Cutting roster spots for football instead of entire low-cost men's teams could allow for a less excruciating outcome. As it stands, the department seems poised to consider cutting additional teams rather than decrease football spending should the financial crisis worsen.

Minnesotans should remember that athletes who compete at the U are policy beneficiaries, protected by civil rights law against discrimination. The incomplete picture Gopher Athletics paints of its commitment to Title IX glosses over inequitable practices, ignores alternative solutions which could better address the financial strain and fundamentally undermines the pursuit of gender equity more broadly.

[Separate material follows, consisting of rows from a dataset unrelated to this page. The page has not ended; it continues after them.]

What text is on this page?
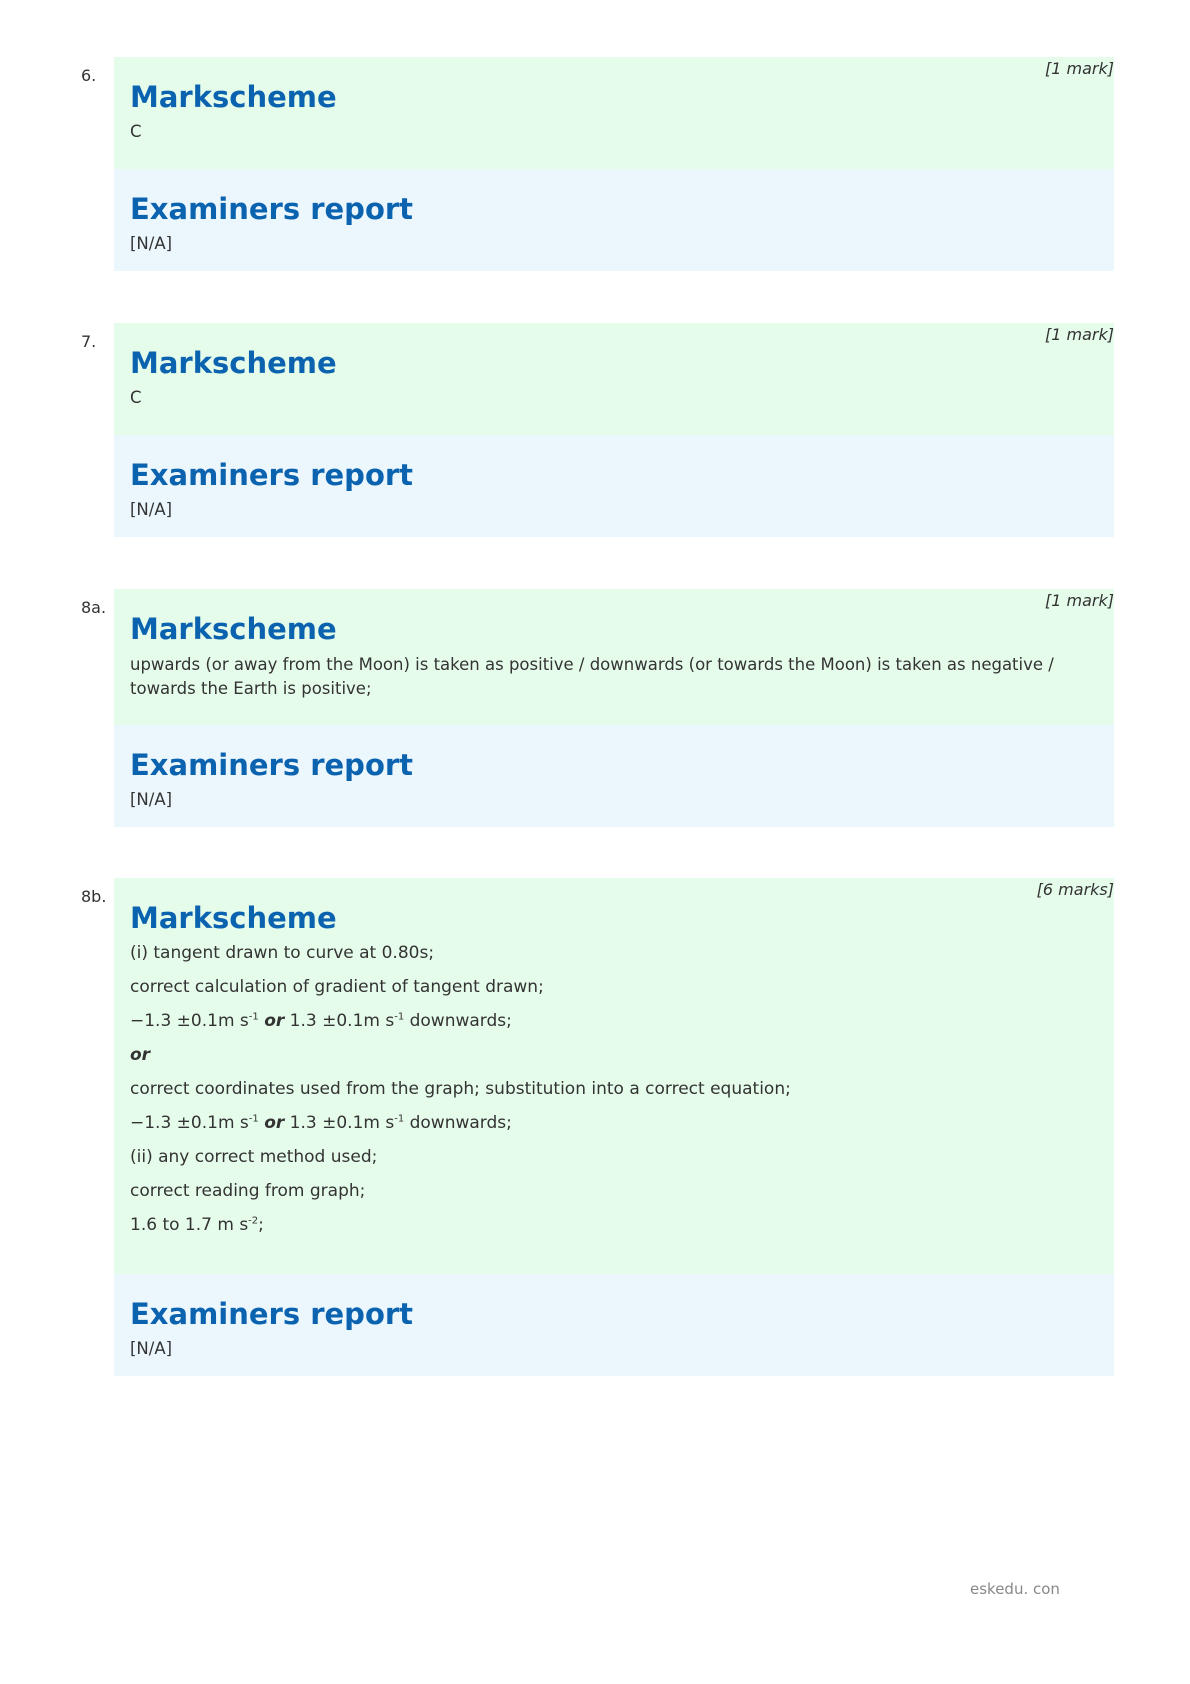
6.	[1 mark]
Markscheme

C

Examiners report

[N/A]

7.	[1 mark]
Markscheme

C

Examiners report

[N/A]

8a.	[1 mark]
Markscheme

upwards (or away from the Moon) is taken as positive / downwards (or towards the Moon) is taken as negative / towards the Earth is positive;

Examiners report

[N/A]

8b.	[6 marks]
Markscheme

(i) tangent drawn to curve at 0.80s;

correct calculation of gradient of tangent drawn;

−1.3 ±0.1m $s^{-1}$ or 1.3 ±0.1m $s^{-1}$ downwards;

or

correct coordinates used from the graph; substitution into a correct equation;

−1.3 ±0.1m $s^{-1}$ or 1.3 ±0.1m $s^{-1}$ downwards;

(ii) any correct method used;

correct reading from graph;

1.6 to 1.7 m $s^{-2}$;

Examiners report

[N/A]

eskedu. con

Coyle's unwillingness to even provide an interview explaining his reasoning is an abdication of his responsibility as a public employee. He is not charged with running a private business. He is employed to steward the Athletic Department of a taxpayer-funded public university. He is responsible for choices that determine compliance with federal civil rights law and the economic and educational livelihoods of the nearly 700 athletes and roughly 300 staff members he oversees.

Gopher Athletics owes better to the stakeholders it serves.

Elizabeth Sharrow is associate professor of public policy and history at the University of Massachusetts Amherst. She is a graduate of the University of Minnesota and a former rowing team captain and coach.